For the first seven months after Iraq’s March election, the Obama Administration had insisted that they would not interfere in the political process and that they only wanted some coalition, any coalition, to emerge as quickly as possible. Though it was clear that the administration favored a Maliki-Allawi partnership, they did not appear to oppose any pairing outright.
Now, with long-time American favorite Nouri al-Maliki having incredibly managed to snatch another term in office from an electoral defeat in March, the administration is said to be chiming in, demanding that Maliki oust anti-US cleric Moqtada al-Sadr from his coalition.
Which is an enormous imposition, given that Sadr’s supporters had such a strong showing in the election that they managed to seize control over the Iraqi National Alliance from the Supreme Islamic Council, and it was Sadr more than anyone else who made the current coalition possible.
Moreover, if Maliki obeys the US and ousts Sadr, it isn’t clear that he will have a coalition at all anymore, or at the very least not one capable of forming a government. Maliki’s bloc finished second in the vote to rival Ayad Allawi’s Iraqiya bloc, and it was only through Sadr’s participation that he had any chance at a second term in office.

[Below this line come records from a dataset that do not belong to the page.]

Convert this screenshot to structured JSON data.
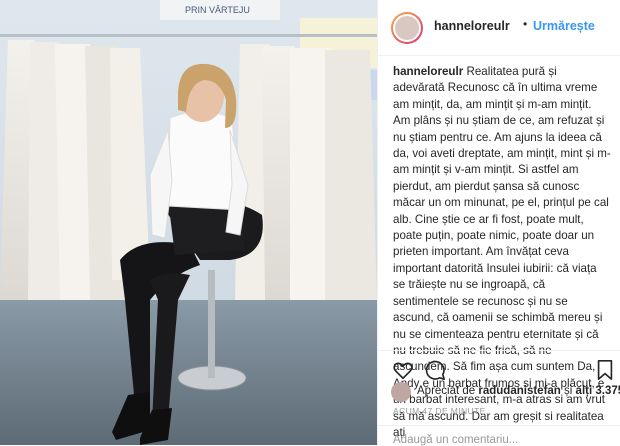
{
  "post": {
    "username": "hanneloreulr",
    "follow_label": "Urmărește",
    "separator": "•",
    "caption_user": "hanneloreulr",
    "caption_text": "Realitatea pură și adevărată Recunosc că în ultima vreme am mințit, da, am mințit și m-am mințit. Am plâns și nu știam de ce, am refuzat și nu știam pentru ce. Am ajuns la ideea că da, voi aveti dreptate, am mințit, mint și m-am mințit și v-am mințit. Si astfel am pierdut, am pierdut șansa să cunosc măcar un om minunat, pe el, prințul pe cal alb. Cine știe ce ar fi fost, poate mult, poate puțin, poate nimic, poate doar un prieten important. Am învățat ceva important datorită Insulei iubirii: că viața se trăiește nu se ingroapă, că sentimentele se recunosc și nu se ascund, că oamenii se schimbă mereu și nu se cimenteaza pentru eternitate și că nu trebuie să ne fie frică, să ne ascundem. Să fim așa cum suntem Da, Andy e un barbat frumos si mi-a plăcut, e un barbat interesant, m-a atras si am vrut să mă ascund. Dar am greșit si realitatea ați",
    "likes_prefix": "Apreciat de",
    "likes_user": "radudanistefan",
    "likes_and": "și",
    "likes_others": "alți 3.375",
    "timestamp": "ACUM 47 DE MINUTE",
    "comment_placeholder": "Adaugă un comentariu..."
  },
  "photo": {
    "banner_text": "PRIN VÂRTEJU"
  },
  "icons": {
    "like": "heart-icon",
    "comment": "comment-icon",
    "bookmark": "bookmark-icon"
  }
}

Any majority coalition government in Iraq required the participation of two of the three major blocs, and each side had its foreign advocate, with the Obama Administration supporting the Maliki-Allawi pairing, Syria supporting an Allawi-Sadr pairing, and Iran supporting the Maliki-Sadr pairing that ultimately won out. Maliki may risk a lot in forming a coalition overtly opposed by the US, which is still occupying the nation, but he might be risking even more to expel Sadr after a deal has been made for a coalition which would strengthen the Shi’ite clergy, a move that is supported both by his key allies in Iran and by a large portion of Maliki’s own constituency.